Citizens there have actually brought industry’s high-density sour gas drilling to a standstill by objecting to every sour gas well. “The companies came in and said, ‘We will do what we want,’ ” says 56-year-old local Louis Mastre, and “we are fighting back.”
The residents of Drayton Valley, of course, support a vigorous oil and gas industry, but one run and regulated by men with chests.
They want what southeast Calgarians want: a commitment to public health and safety first.
They want priority land use zoning that keeps sour gas wells and high-density drilling away from schools, hospitals and grandmothers like Mastre. They want full cost accounting and industry to pay for property devaluation as well as full health-risk insurance for the residents of sour gas zones.

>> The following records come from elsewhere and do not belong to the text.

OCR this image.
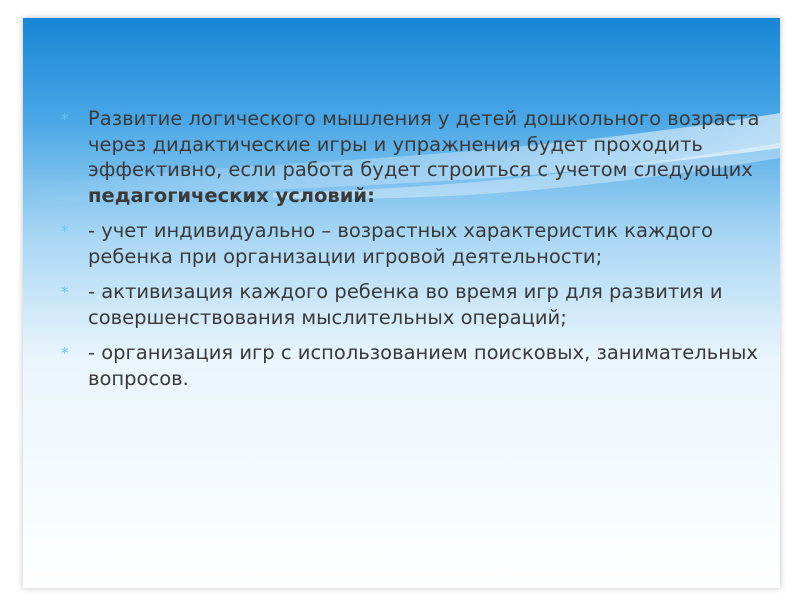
* Развитие логического мышления у детей дошкольного возраста через дидактические игры и упражнения будет проходить эффективно, если работа будет строиться с учетом следующих педагогических условий:
* - учет индивидуально – возрастных характеристик каждого ребенка при организации игровой деятельности;
* - активизация каждого ребенка во время игр для развития и совершенствования мыслительных операций;
* - организация игр с использованием поисковых, занимательных вопросов.
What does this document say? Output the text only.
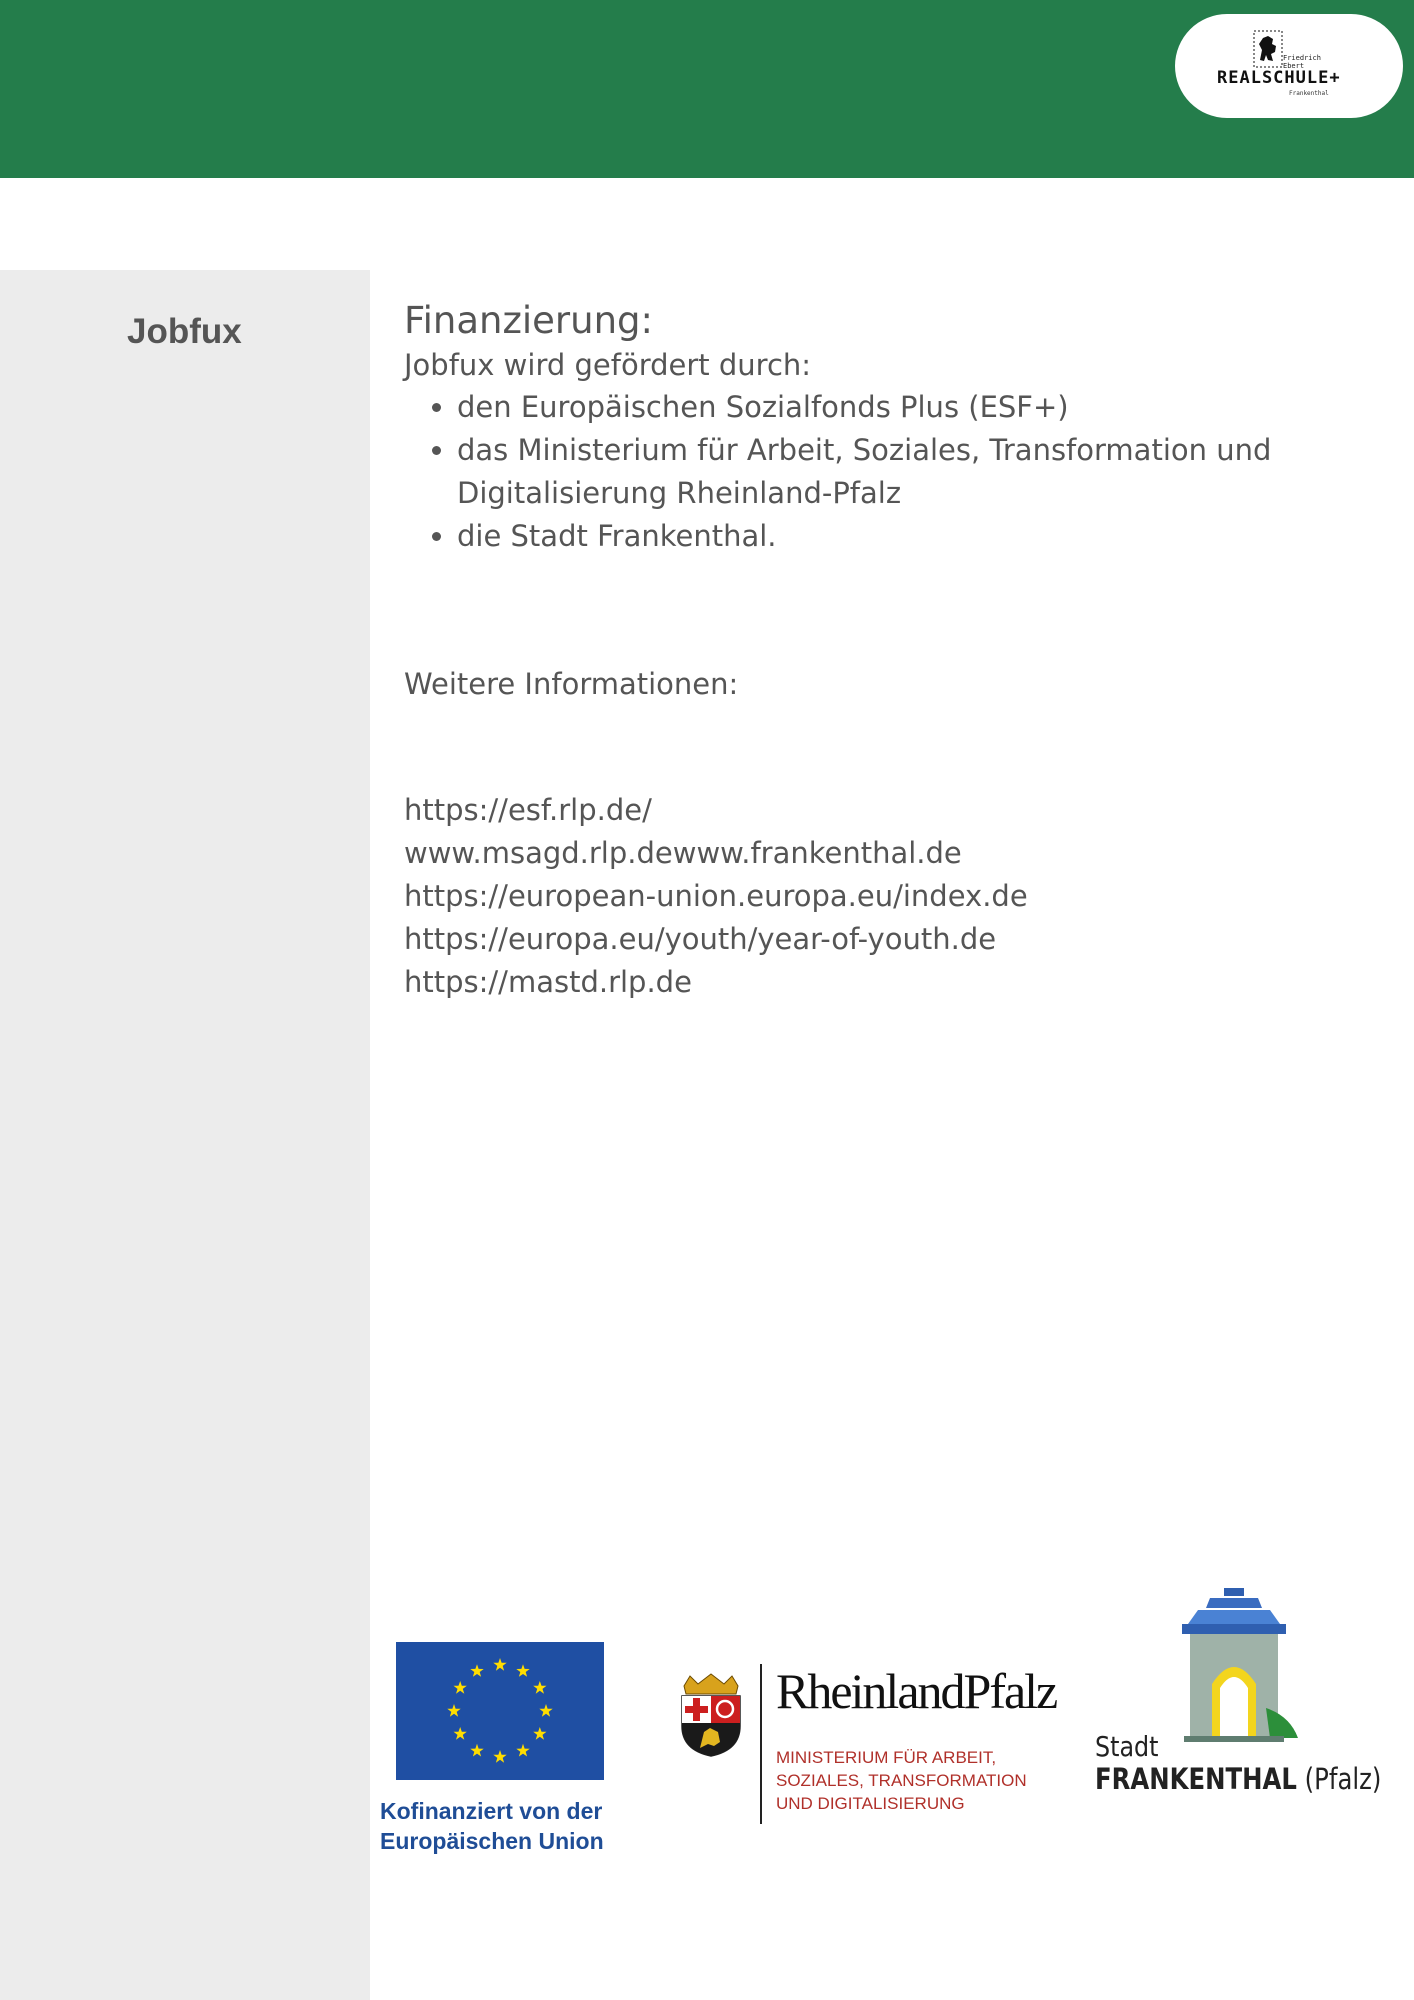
Friedrich
Ebert
REALSCHULE+
Frankenthal
Jobfux	Finanzierung:

Jobfux wird gefördert durch:

• den Europäischen Sozialfonds Plus (ESF+)
• das Ministerium für Arbeit, Soziales, Transformation und Digitalisierung Rheinland-Pfalz
• die Stadt Frankenthal.

Weitere Informationen:

https://esf.rlp.de/
www.msagd.rlp.dewww.frankenthal.de
https://european-union.europa.eu/index.de
https://europa.eu/youth/year-of-youth.de
https://mastd.rlp.de
Kofinanziert von der
Europäischen Union
RheinlandPfalz
MINISTERIUM FÜR ARBEIT,
SOZIALES, TRANSFORMATION
UND DIGITALISIERUNG
Stadt
FRANKENTHAL (Pfalz)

And they want the regulator to responsibly act on industry’s appalling $9-billion deficit in unreclaimed wells and facilities.
Calgarians will know when sour gas developments in cities and towns are safe when their leaders practise what they preach.
So when Premier Ralph Klein and Energy minister Greg Melchin make the ultimate sacrifice, and devalue their homes and that of their neighbours, by sticking sour gas wells in their backyards and all without improper health and economic assessments, and then submit to monitoring by an understaffed agency directed by men without chests and no cleanup fund, then we’ll know that sour gas is good for us.
Until that distant time, Compton’s rude proposal will remain a bad business supported by men without chests. “Do as you would be done by” remains a mighty measure of men, said Lewis. Even in an oil and gas town.
ANDREW NIKIFORUK IS A PROUD CALGARIAN, WON THE GOVERNOR’S GENERAL AWARD IN 2002 FOR SABOTEURS: WIEBO LUDWIG’S WAR AGAINST BIG OIL.